Andric´ erinnerte sich auf dem Friedhof an die orientalische und kosmopolitische Kultur des Bosniens seiner Kindheit und die Gräuel des Zweiten Weltkriegs, die er mit seiner Kunst verurteilen will. Diese Identität zwischen Ich-Erzähler und Autor erleichtert das Lesen. Für einen oberflächlichen Leser ist der Text nicht schwer, aber genaue Leser (Interpreten etc.) könnten über die längeren Sätze verärgert sein.[9]
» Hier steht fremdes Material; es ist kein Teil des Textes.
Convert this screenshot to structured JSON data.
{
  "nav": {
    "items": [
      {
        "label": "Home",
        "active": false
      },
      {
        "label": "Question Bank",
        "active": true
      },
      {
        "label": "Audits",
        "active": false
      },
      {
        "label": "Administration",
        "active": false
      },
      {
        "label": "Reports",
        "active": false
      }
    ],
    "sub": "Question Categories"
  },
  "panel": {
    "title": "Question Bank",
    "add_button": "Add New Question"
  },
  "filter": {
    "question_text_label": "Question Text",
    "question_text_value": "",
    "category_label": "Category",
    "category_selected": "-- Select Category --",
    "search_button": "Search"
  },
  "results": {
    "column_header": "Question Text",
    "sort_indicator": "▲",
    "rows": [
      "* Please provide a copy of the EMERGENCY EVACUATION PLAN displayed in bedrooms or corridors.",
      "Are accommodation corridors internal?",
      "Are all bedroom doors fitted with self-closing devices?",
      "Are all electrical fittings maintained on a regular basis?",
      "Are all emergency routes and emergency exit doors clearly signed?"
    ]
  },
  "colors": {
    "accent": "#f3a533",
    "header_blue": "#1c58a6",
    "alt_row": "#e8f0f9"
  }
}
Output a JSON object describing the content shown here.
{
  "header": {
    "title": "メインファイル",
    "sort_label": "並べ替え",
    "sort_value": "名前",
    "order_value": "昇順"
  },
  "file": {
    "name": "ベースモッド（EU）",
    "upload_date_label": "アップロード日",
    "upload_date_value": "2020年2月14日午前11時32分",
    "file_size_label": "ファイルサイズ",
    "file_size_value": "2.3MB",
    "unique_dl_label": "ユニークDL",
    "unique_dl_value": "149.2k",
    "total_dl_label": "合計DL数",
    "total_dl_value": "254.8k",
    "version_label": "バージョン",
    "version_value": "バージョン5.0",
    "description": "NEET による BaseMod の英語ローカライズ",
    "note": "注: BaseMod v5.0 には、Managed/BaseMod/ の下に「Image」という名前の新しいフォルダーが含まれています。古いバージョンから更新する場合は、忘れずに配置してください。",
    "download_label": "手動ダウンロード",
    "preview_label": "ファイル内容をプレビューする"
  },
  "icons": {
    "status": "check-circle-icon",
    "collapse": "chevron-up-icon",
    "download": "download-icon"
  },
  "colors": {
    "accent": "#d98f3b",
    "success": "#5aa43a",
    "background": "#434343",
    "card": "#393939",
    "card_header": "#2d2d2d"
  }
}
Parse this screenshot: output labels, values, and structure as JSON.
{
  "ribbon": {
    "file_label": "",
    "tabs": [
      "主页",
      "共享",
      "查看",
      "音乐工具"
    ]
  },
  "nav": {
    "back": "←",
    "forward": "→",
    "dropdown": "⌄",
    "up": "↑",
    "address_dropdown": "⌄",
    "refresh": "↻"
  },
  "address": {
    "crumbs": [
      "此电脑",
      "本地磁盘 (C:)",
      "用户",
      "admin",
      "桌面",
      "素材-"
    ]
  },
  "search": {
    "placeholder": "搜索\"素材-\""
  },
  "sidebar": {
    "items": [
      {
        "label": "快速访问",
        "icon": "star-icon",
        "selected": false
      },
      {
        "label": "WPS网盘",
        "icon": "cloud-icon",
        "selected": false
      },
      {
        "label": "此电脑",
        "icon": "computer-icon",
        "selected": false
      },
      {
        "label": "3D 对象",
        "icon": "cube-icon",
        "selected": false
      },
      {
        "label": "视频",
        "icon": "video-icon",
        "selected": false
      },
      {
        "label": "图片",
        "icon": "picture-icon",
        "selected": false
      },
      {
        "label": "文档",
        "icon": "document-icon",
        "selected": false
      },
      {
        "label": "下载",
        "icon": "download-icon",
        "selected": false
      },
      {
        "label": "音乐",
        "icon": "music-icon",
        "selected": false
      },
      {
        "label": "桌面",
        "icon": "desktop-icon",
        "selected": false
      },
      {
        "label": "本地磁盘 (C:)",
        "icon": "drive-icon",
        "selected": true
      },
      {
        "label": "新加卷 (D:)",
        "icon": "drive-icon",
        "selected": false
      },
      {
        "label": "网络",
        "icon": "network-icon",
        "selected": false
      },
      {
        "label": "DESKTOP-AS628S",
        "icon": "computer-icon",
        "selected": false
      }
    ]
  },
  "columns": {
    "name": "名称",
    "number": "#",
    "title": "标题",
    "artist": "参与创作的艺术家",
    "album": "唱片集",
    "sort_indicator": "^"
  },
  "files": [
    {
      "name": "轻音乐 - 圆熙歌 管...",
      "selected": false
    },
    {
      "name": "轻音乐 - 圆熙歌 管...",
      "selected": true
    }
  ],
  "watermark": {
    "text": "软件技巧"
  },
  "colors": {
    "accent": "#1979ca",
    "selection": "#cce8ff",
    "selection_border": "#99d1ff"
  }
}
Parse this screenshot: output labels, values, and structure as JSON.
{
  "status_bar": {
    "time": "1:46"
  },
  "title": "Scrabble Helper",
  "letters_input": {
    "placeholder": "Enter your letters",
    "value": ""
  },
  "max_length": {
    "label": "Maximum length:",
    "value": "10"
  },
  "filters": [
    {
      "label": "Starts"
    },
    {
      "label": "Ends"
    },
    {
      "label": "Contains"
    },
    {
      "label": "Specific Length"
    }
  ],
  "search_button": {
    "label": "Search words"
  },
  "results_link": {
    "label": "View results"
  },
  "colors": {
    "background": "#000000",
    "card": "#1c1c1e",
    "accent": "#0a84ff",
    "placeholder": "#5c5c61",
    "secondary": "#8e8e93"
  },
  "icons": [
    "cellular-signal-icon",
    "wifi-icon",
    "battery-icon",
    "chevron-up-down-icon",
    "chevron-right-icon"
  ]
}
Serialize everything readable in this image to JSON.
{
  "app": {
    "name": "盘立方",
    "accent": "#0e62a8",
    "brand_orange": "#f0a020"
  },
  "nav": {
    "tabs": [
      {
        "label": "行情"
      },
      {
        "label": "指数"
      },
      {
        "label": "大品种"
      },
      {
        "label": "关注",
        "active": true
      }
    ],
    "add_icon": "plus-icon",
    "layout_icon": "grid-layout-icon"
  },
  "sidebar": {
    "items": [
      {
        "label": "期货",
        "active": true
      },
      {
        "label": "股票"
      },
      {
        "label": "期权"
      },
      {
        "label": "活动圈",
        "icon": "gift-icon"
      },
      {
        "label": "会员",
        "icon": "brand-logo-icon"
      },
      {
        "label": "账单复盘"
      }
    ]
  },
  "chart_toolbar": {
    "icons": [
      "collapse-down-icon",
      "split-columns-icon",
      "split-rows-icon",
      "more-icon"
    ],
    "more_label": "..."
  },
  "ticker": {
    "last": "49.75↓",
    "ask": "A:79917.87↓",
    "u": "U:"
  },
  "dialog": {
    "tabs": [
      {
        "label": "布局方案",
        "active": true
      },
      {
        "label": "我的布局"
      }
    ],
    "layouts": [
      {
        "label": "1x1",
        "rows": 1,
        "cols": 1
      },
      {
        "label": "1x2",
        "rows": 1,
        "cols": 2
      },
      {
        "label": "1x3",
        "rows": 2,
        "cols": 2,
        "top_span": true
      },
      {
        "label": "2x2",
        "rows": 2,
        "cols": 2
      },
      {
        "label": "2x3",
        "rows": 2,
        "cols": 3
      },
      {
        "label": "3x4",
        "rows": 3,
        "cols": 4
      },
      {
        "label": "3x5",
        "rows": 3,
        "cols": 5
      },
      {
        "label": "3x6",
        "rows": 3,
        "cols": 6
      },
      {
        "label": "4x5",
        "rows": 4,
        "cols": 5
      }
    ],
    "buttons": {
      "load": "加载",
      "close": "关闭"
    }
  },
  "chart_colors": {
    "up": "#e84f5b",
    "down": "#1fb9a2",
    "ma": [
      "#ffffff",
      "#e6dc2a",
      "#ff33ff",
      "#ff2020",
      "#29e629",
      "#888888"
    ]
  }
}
Die Erzählung „Pobednik“ behandelt ein biblisches Motiv, das man als bekannt voraussetzen darf, nämlich den Kampf zwischen David und Goliath. Andric´ stellt dar, wie der Sieger David von seinem Volk umjubelt wird, aber dennoch vom Kampf erschöpft und durch den Erfolg verwirrt ist. Der Inhalt lässt somit eine hohe Lesbarkeit erwarten. Es wird an die ferne Vergangenheit des jüdischen Volkes angeknüpft, die zugleich entmystifiziert wird. Die Erzählung lässt sich wie andere Meisterwerke der südslawischen Prosa mit historischer Thematik auch so deuten, dass das 20. Jahrhundert kritisiert und der Triumph im Krieg als fragwürdig entlarvt wird. Diese Deutbarkeit erhöht die Textschwierigkeit aber keineswegs.
Probleme bei der Lektüre sind vielmehr ausschließlich auf stilistische Faktoren zurückzuführen: Die Verwendung des Tempus Aorist anstatt des Perfekts der gesprochenen Sprache erschwert das Lesen. Eine abwechslungsreiche und geradezu farbenfrohe Wortwahl ist typisch für den Stil von Andric´. Obwohl dieser Wortschatz für den Muttersprachler keine so große Hürde ist wie für den Leser mit Deutsch als Kultursprache, kann man davon ausgehen, dass er die Leseleichtigkeit von kroatischen bzw. serbischen oder bosnischen Kindern und Ungebildeten ebenso negativ beeinträchtigt. Vokabeln wie „neopozivo“ (‚unwiderruflich’) und „cˇeljad“ (‚Leute’ statt dem viel gebräuchlicheren „ljudi“) könnten einem ungeübten Leser das Verständnis von Sätzen erschweren. Jedoch ist dies nicht für Andric´, sondern auch für viele andere Autoren, die sich als Schöpfer von ernster Kunst verstanden, typisch.[10]
„Mordo Atijas“ ist ein epischer Text, der aus Andric´s Roman „Travnicˇka hronika“ herausgegriffen ist. In ihm geht es um eine jüdische Familie, aus deren Reihen immer wieder Ärzte hervorgehen. Mordo Atijas, der Titelheld, betreibt eine prämoderne Apotheke, in die öfters Patienten und Kunden kommen, typischerweise Bauern mit Schmerzen. Dieser schweigsame Arzt kann nicht immer menschliches Elend lindern.
Es ist gut für das subjektive Empfinden der Textschwierigkeit, dass es in unserer Geschichte also eher um Konkretes als um Abstraktes geht. Da Andric´ eine vollständige Charakterschilderung liefern wollte, könnte der Text eine selbstständige Novelle sein. Manche Sätze haben infolge ihrer Kürze das optimale Ausmaß an Lesbarkeit erreicht. So eignen sich die ersten beiden Sätze wohl gut für die Lektüre durch serbische Volksschulkinder, wie ein Zitat zeigen wird: „ Atijasi su najstarija jevrejska porodica u Travniku. Tu zˇive vec preko sto pedeset godina. “ (Je sieben Wörter pro Satz)[11]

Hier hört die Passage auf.